Adding a dash of water brings out new flavors of toasted whole wheat bread smothered in butter and topped with cracked sea salt. There’s an unmistakable roasted meat element to it but it’s very different from the smoked ham note you get in say Ardbeg. More of a duck l’Orange when delivered alongside the natural citrus peel flavor that come from the American oak casks.
The finish is long and intense but not intense in the way that say the Laphroaig 10 Year Old Cask Strength can be. The intensity of this whisky lies in the sheer explosion of flavor.
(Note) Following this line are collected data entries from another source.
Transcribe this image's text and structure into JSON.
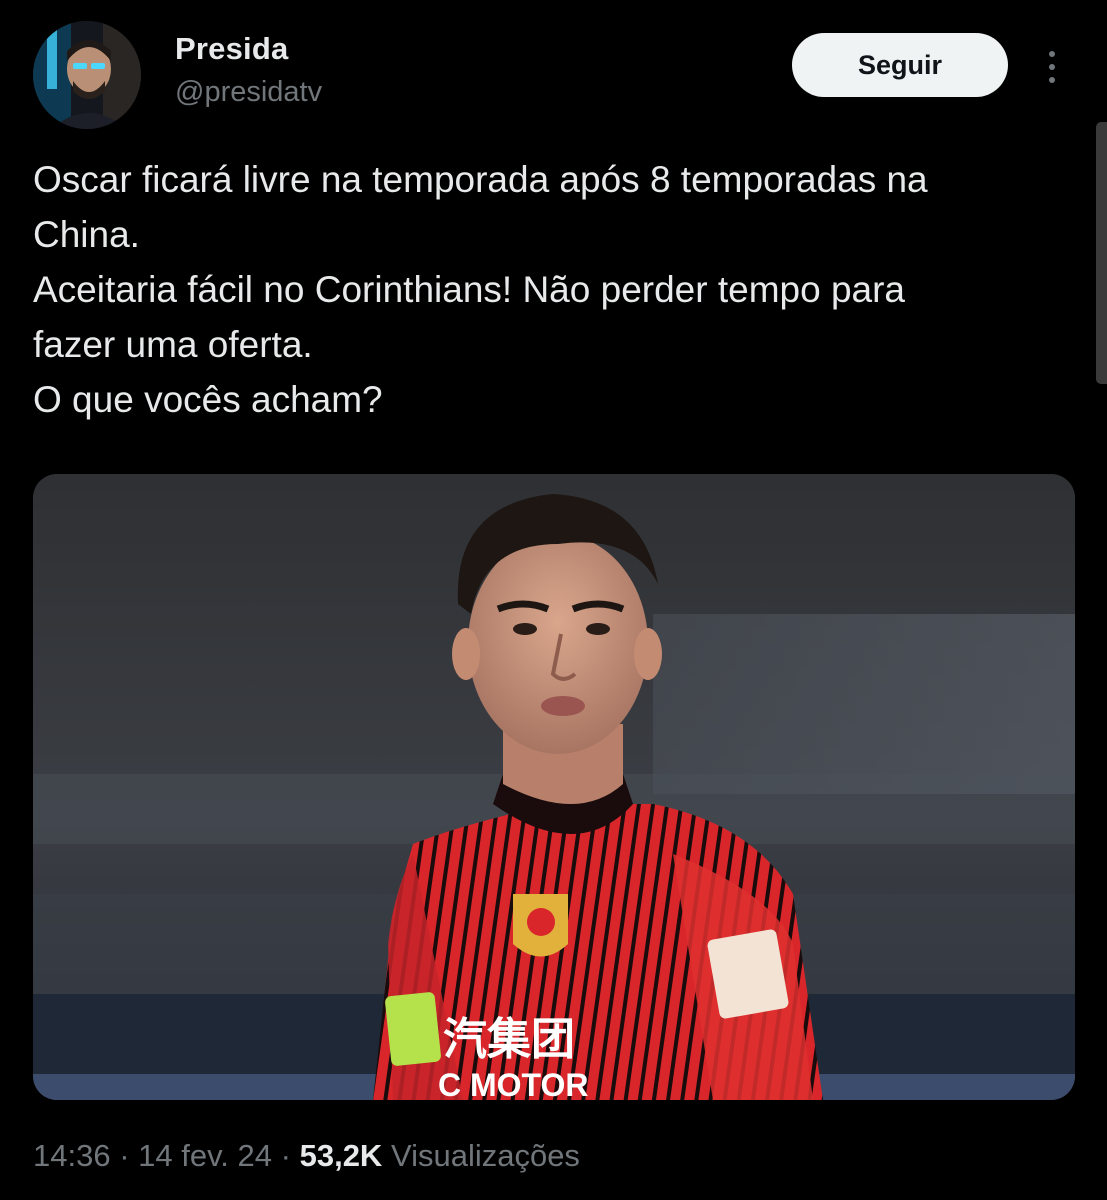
{
  "author": {
    "display_name": "Presida",
    "handle": "@presidatv"
  },
  "actions": {
    "follow_label": "Seguir",
    "more_icon": "more-vertical-icon"
  },
  "tweet": {
    "lines": [
      "Oscar ficará livre na temporada após 8 temporadas na",
      "China.",
      "Aceitaria fácil no Corinthians! Não perder tempo para",
      "fazer uma oferta.",
      "O que vocês acham?"
    ]
  },
  "media": {
    "shirt_text_chinese": "汽集团",
    "shirt_text_latin": "C MOTOR"
  },
  "footer": {
    "time": "14:36",
    "separator": "·",
    "date": "14 fev. 24",
    "views_count": "53,2K",
    "views_label": "Visualizações"
  },
  "colors": {
    "background": "#000000",
    "text_primary": "#e7e9ea",
    "text_secondary": "#71767b",
    "button_bg": "#eff3f4",
    "jersey_red": "#d8262b"
  }
}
Everything from the dense, medicinal peat smoke to the creamy vanilla and toffee stays present until the very end. It is, in my opinion, a perfect finish.
In conclusion, quite possibly the best Laphroaig I have ever had. At $210 a bottle, it’s certainly a pricey whiskey but if you’re someone who loves Laphroaig and can swing the price tag, this is the whisky for you. Those of you in America who have been thinking about joining the Society, I have been told they are doing a one-time $50 discount on their membership fee in celebration of World Whisky Day. If you join the Society and pick up this whisky, let me know what you think. The only thing I enjoy more than tasting whisky is sharing the experience with other enthusiasts like you. Slàinte!